What I have in my hand is Vietnam.
This Vietnam is visually spectacular, still a landscape of layers and colours but perhaps slightly easier to deconstruct, examine and truly know. Those who have not visited may recognise its features. This Vietnam, too, has green as its primary colour, emanating from the tangled jungle of herbs and vegetables at Hanoi's market tables. Mustard leaves and mint are the rice fields and banana trees of this Vietnam.
This Vietnam has also been constructed with material crafted from nature by human hands; slats of carrot, pineapple, cucumber and young banana sawn in kitchens by knives. Laying in a pile like bamboo, bricks and timber, there is anticipation of large scale development in the air, hasty and perhaps without a clear view to the implications. This Vietnam is using energy sparingly, too, a thin conduit of chili transferring just enough heat to keep the metabolism chugging along.

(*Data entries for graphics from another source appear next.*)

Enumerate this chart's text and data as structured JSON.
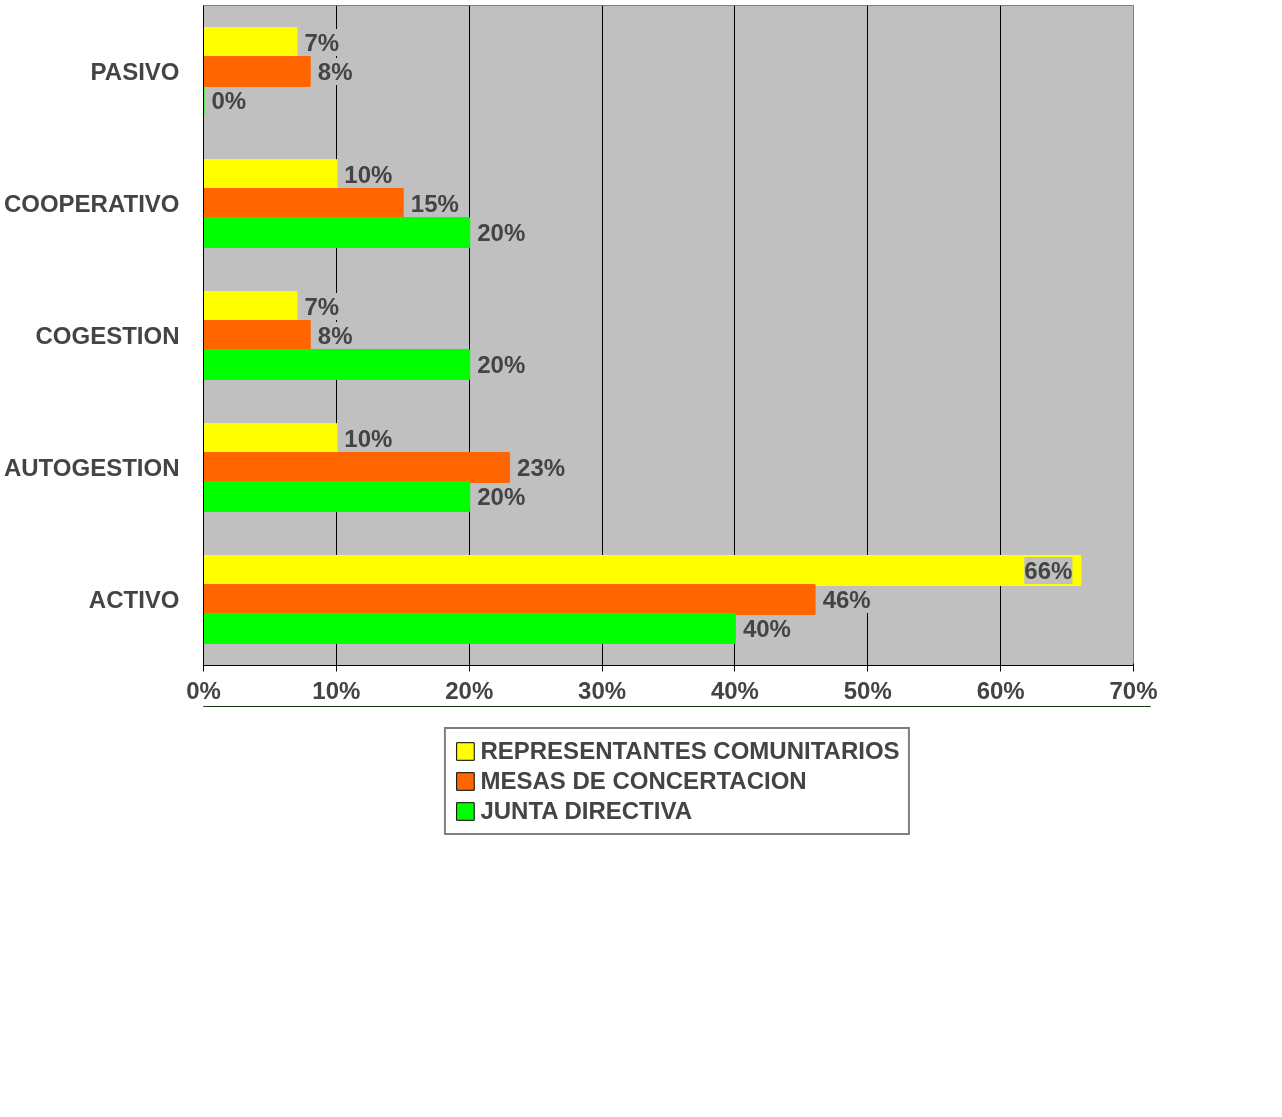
{
  "chart_data": {
    "type": "bar",
    "orientation": "horizontal",
    "categories": [
      "PASIVO",
      "COOPERATIVO",
      "COGESTION",
      "AUTOGESTION",
      "ACTIVO"
    ],
    "series": [
      {
        "name": "REPRESENTANTES COMUNITARIOS",
        "color": "#ffff00",
        "values": [
          7,
          10,
          7,
          10,
          66
        ],
        "value_labels": [
          "7%",
          "10%",
          "7%",
          "10%",
          "66%"
        ]
      },
      {
        "name": "MESAS DE CONCERTACION",
        "color": "#ff6600",
        "values": [
          8,
          15,
          8,
          23,
          46
        ],
        "value_labels": [
          "8%",
          "15%",
          "8%",
          "23%",
          "46%"
        ]
      },
      {
        "name": "JUNTA DIRECTIVA",
        "color": "#00ff00",
        "values": [
          0,
          20,
          20,
          20,
          40
        ],
        "value_labels": [
          "0%",
          "20%",
          "20%",
          "20%",
          "40%"
        ]
      }
    ],
    "xlim": [
      0,
      70
    ],
    "xticks": [
      {
        "value": 0,
        "label": "0%"
      },
      {
        "value": 10,
        "label": "10%"
      },
      {
        "value": 20,
        "label": "20%"
      },
      {
        "value": 30,
        "label": "30%"
      },
      {
        "value": 40,
        "label": "40%"
      },
      {
        "value": 50,
        "label": "50%"
      },
      {
        "value": 60,
        "label": "60%"
      },
      {
        "value": 70,
        "label": "70%"
      }
    ],
    "grid": "x",
    "legend": "bottom"
  }
}
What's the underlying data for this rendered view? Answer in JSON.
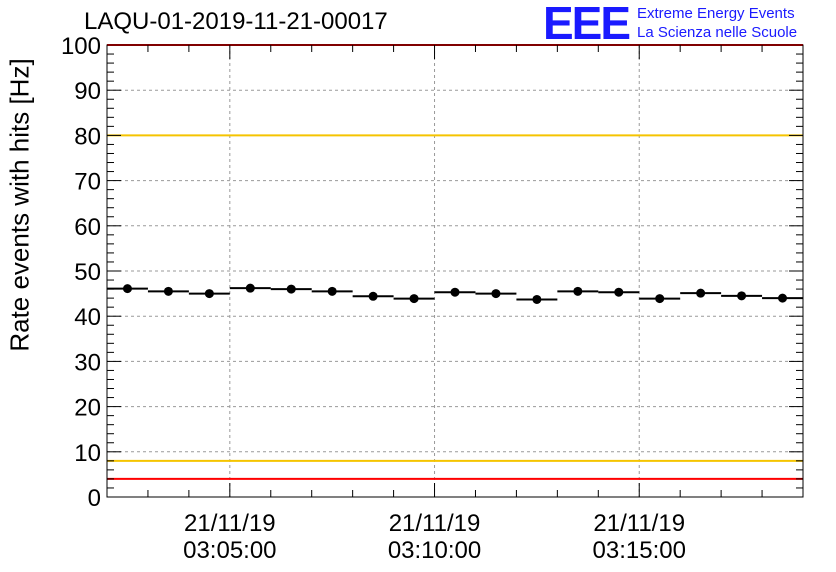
{
  "title": "LAQU-01-2019-11-21-00017",
  "logo": {
    "mark": "EEE",
    "line1": "Extreme Energy Events",
    "line2": "La Scienza nelle Scuole"
  },
  "chart_data": {
    "type": "scatter",
    "title": "LAQU-01-2019-11-21-00017",
    "xlabel": "",
    "ylabel": "Rate events with hits [Hz]",
    "ylim": [
      0,
      100
    ],
    "xlim_minutes": [
      0.0,
      17.0
    ],
    "grid": true,
    "y_ticks": [
      0,
      10,
      20,
      30,
      40,
      50,
      60,
      70,
      80,
      90,
      100
    ],
    "x_ticks": [
      {
        "t": 3.0,
        "date": "21/11/19",
        "time": "03:05:00"
      },
      {
        "t": 8.0,
        "date": "21/11/19",
        "time": "03:10:00"
      },
      {
        "t": 13.0,
        "date": "21/11/19",
        "time": "03:15:00"
      }
    ],
    "bin_width_minutes": 1.0,
    "series": [
      {
        "name": "rate",
        "x": [
          0.5,
          1.5,
          2.5,
          3.5,
          4.5,
          5.5,
          6.5,
          7.5,
          8.5,
          9.5,
          10.5,
          11.5,
          12.5,
          13.5,
          14.5,
          15.5,
          16.5
        ],
        "values": [
          46.1,
          45.5,
          45.0,
          46.2,
          46.0,
          45.5,
          44.4,
          43.9,
          45.3,
          45.0,
          43.7,
          45.5,
          45.3,
          43.9,
          45.1,
          44.5,
          44.0
        ]
      }
    ],
    "reference_lines": [
      {
        "y": 100,
        "color": "#ff0000"
      },
      {
        "y": 80,
        "color": "#f5c400"
      },
      {
        "y": 8,
        "color": "#f5c400"
      },
      {
        "y": 4,
        "color": "#ff0000"
      }
    ]
  }
}
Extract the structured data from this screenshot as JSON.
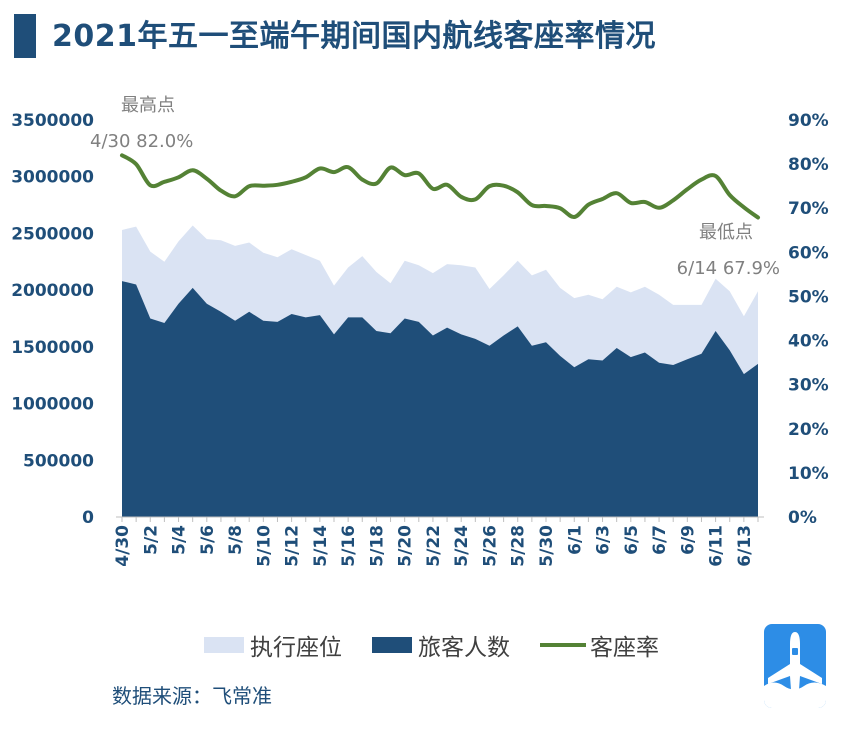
{
  "title": "2021年五一至端午期间国内航线客座率情况",
  "source": "数据来源：飞常准",
  "legend": {
    "seats": "执行座位",
    "passengers": "旅客人数",
    "load_factor": "客座率"
  },
  "colors": {
    "title": "#1f4e79",
    "seats": "#dae3f3",
    "passengers": "#1f4e79",
    "load_factor": "#548235",
    "axis_text": "#1f4e79",
    "annotation": "#808080",
    "logo_bg": "#2d8de6"
  },
  "icons": {
    "logo": "airplane-logo-icon"
  },
  "chart_data": {
    "type": "area",
    "categories": [
      "4/30",
      "5/1",
      "5/2",
      "5/3",
      "5/4",
      "5/5",
      "5/6",
      "5/7",
      "5/8",
      "5/9",
      "5/10",
      "5/11",
      "5/12",
      "5/13",
      "5/14",
      "5/15",
      "5/16",
      "5/17",
      "5/18",
      "5/19",
      "5/20",
      "5/21",
      "5/22",
      "5/23",
      "5/24",
      "5/25",
      "5/26",
      "5/27",
      "5/28",
      "5/29",
      "5/30",
      "5/31",
      "6/1",
      "6/2",
      "6/3",
      "6/4",
      "6/5",
      "6/6",
      "6/7",
      "6/8",
      "6/9",
      "6/10",
      "6/11",
      "6/12",
      "6/13",
      "6/14"
    ],
    "x_tick_labels": [
      "4/30",
      "5/2",
      "5/4",
      "5/6",
      "5/8",
      "5/10",
      "5/12",
      "5/14",
      "5/16",
      "5/18",
      "5/20",
      "5/22",
      "5/24",
      "5/26",
      "5/28",
      "5/30",
      "6/1",
      "6/3",
      "6/5",
      "6/7",
      "6/9",
      "6/11",
      "6/13"
    ],
    "series": [
      {
        "name": "执行座位",
        "axis": "left",
        "values": [
          2530000,
          2560000,
          2340000,
          2250000,
          2430000,
          2570000,
          2450000,
          2440000,
          2390000,
          2420000,
          2330000,
          2290000,
          2360000,
          2310000,
          2260000,
          2040000,
          2200000,
          2300000,
          2160000,
          2060000,
          2260000,
          2220000,
          2150000,
          2230000,
          2220000,
          2200000,
          2010000,
          2130000,
          2260000,
          2130000,
          2180000,
          2020000,
          1930000,
          1960000,
          1920000,
          2030000,
          1980000,
          2030000,
          1960000,
          1870000,
          1870000,
          1870000,
          2100000,
          1990000,
          1770000,
          1990000
        ]
      },
      {
        "name": "旅客人数",
        "axis": "left",
        "values": [
          2080000,
          2050000,
          1750000,
          1710000,
          1880000,
          2020000,
          1880000,
          1810000,
          1730000,
          1810000,
          1730000,
          1720000,
          1790000,
          1760000,
          1780000,
          1610000,
          1760000,
          1760000,
          1640000,
          1620000,
          1750000,
          1720000,
          1600000,
          1670000,
          1610000,
          1570000,
          1510000,
          1600000,
          1680000,
          1510000,
          1540000,
          1420000,
          1320000,
          1390000,
          1380000,
          1490000,
          1410000,
          1450000,
          1360000,
          1340000,
          1390000,
          1440000,
          1640000,
          1470000,
          1260000,
          1350000
        ]
      },
      {
        "name": "客座率",
        "axis": "right",
        "values": [
          82.0,
          80.0,
          75.2,
          76.0,
          77.0,
          78.6,
          76.7,
          74.0,
          72.7,
          75.0,
          75.1,
          75.3,
          76.0,
          77.0,
          79.0,
          78.2,
          79.3,
          76.5,
          75.6,
          79.2,
          77.5,
          77.9,
          74.4,
          75.3,
          72.6,
          72.0,
          75.0,
          75.1,
          73.6,
          70.7,
          70.5,
          70.0,
          68.0,
          70.8,
          72.1,
          73.4,
          71.2,
          71.4,
          70.1,
          71.8,
          74.3,
          76.5,
          77.3,
          73.0,
          70.2,
          67.9
        ]
      }
    ],
    "y_left": {
      "min": 0,
      "max": 3500000,
      "ticks": [
        0,
        500000,
        1000000,
        1500000,
        2000000,
        2500000,
        3000000,
        3500000
      ]
    },
    "y_right": {
      "min": 0,
      "max": 90,
      "ticks": [
        0,
        10,
        20,
        30,
        40,
        50,
        60,
        70,
        80,
        90
      ],
      "unit": "%"
    },
    "annotations": [
      {
        "label": "最高点",
        "text": "4/30 82.0%",
        "index": 0,
        "series": "客座率"
      },
      {
        "label": "最低点",
        "text": "6/14 67.9%",
        "index": 45,
        "series": "客座率"
      }
    ],
    "legend_position": "bottom",
    "grid": false
  }
}
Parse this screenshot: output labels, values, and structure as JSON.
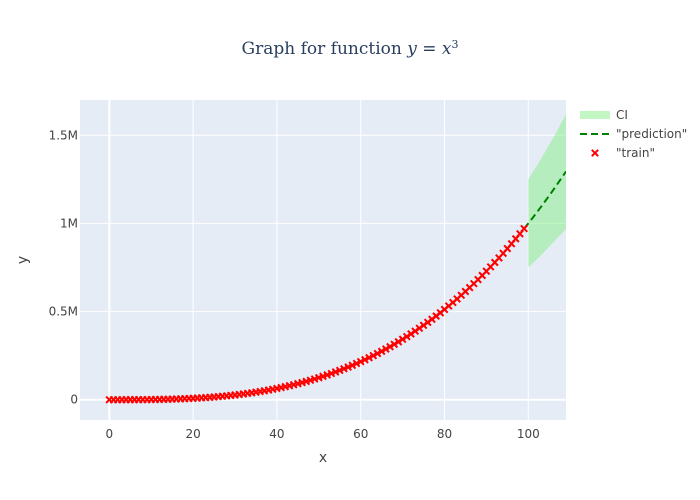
{
  "chart_data": {
    "type": "line",
    "title": {
      "prefix": "Graph for function ",
      "var": "y",
      "eq": " = ",
      "base": "x",
      "exp": "3"
    },
    "xlabel": "x",
    "ylabel": "y",
    "xlim": [
      -7,
      109
    ],
    "ylim": [
      -115000,
      1700000
    ],
    "x_ticks": [
      0,
      20,
      40,
      60,
      80,
      100
    ],
    "x_tick_labels": [
      "0",
      "20",
      "40",
      "60",
      "80",
      "100"
    ],
    "y_ticks": [
      0,
      500000,
      1000000,
      1500000
    ],
    "y_tick_labels": [
      "0",
      "0.5M",
      "1M",
      "1.5M"
    ],
    "grid": true,
    "legend_position": "top-right, outside plot",
    "colors": {
      "plot_bg": "#e5ecf6",
      "grid": "#ffffff",
      "train": "#ff0000",
      "prediction": "#008000",
      "ci_fill": "#90ee90"
    },
    "series": [
      {
        "name": "CI",
        "kind": "band",
        "x": [
          100,
          101,
          102,
          103,
          104,
          105,
          106,
          107,
          108,
          109
        ],
        "lower": [
          750000,
          772500,
          795600,
          819200,
          843500,
          868300,
          893000,
          918000,
          943000,
          968000
        ],
        "upper": [
          1250000,
          1287600,
          1326000,
          1365300,
          1405400,
          1447000,
          1488000,
          1531000,
          1575000,
          1620000
        ]
      },
      {
        "name": "\"prediction\"",
        "kind": "dashed-line",
        "x": [
          99,
          100,
          101,
          102,
          103,
          104,
          105,
          106,
          107,
          108,
          109
        ],
        "y": [
          970299,
          1000000,
          1030301,
          1061208,
          1092727,
          1124864,
          1157625,
          1191016,
          1225043,
          1259712,
          1295029
        ]
      },
      {
        "name": "\"train\"",
        "kind": "markers",
        "marker": "x",
        "x_start": 0,
        "x_end": 99,
        "x_step": 1,
        "y_formula": "x^3"
      }
    ]
  }
}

This Vietnam is populated with flesh; beef giving iron and muscle, a force working to bind all of the other elements together in palatable coexistence, something with legs. Essential in my opinion.
And the success of this Vietnam is at the mercy of the hand that rolls the rice-paper and the degree to which that paper is transparent. Clumsy mismanagement of this Vietnam at such a stage may result in a rather ugly mess, all of the ingredients sinking in a murky quagmire of soy sauce and wasabi.